Months ago I reviewed Fish Fry Friday, not knowing it was a sequel to Soul Food Sunday (2021). Soul Food Sunday is written by Winsome Bingham and illustrated by C. G. Esperanza, and this is quite a strong writer-illustrator pair. If I didn’t know better, I would have thought this was a single vision of this story.
Soul Food Sunday is a celebration of food and family, and the role food plays in family traditions. (Because this family is African American, as is soul food, this book is an African American celebration…but the core truths, of food, love, and family tradition, will be common in all healthy communities around the globe.
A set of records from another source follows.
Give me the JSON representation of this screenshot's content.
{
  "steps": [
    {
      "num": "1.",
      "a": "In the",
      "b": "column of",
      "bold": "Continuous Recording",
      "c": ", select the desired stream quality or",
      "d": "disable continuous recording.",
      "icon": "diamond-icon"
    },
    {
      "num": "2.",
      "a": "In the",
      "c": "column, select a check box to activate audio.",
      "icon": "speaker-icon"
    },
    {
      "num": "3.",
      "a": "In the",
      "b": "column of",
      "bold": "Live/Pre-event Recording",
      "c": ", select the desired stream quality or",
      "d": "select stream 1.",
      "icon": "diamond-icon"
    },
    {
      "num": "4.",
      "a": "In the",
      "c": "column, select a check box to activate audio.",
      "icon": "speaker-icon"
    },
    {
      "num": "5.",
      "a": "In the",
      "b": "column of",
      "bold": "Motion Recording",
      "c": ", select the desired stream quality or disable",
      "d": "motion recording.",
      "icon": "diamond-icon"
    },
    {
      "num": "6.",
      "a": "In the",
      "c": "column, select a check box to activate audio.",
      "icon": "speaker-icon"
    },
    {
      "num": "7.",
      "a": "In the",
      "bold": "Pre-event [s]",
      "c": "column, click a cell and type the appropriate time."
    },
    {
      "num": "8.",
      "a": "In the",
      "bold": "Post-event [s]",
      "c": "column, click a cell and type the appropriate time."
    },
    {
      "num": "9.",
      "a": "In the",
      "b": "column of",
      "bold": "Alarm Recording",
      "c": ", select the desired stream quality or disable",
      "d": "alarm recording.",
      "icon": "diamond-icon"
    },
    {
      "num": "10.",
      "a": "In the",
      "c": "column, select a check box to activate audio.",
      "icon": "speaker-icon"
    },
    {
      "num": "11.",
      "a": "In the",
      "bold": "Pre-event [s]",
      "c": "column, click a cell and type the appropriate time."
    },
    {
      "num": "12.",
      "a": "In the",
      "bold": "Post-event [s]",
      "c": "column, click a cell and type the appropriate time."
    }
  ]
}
There’s a clear focus throughout: this extended family is getting ready for a soul food feast on Sunday. There’s also a developmental narrative: one of the boys in the family is old enough to help Granny in the kitchen, and he goes through a series of repeated tests and trials. He grates cheese until his hands ache, he rips greens until his arm aches…but he keeps going. He grows into his role as Granny’s helper, and together feed their family and continue their tradition.
For readers listening, there is a lot of small structure: “She rinses over and over. She rolls them together…” and so on.
For readers looking, there are vivid images that blend realism with some stylistic liberties, so individual images float like snapshots or memories across a page.
Good stuff for everyone. And a recipe for a LOT of mac ‘n’ cheese.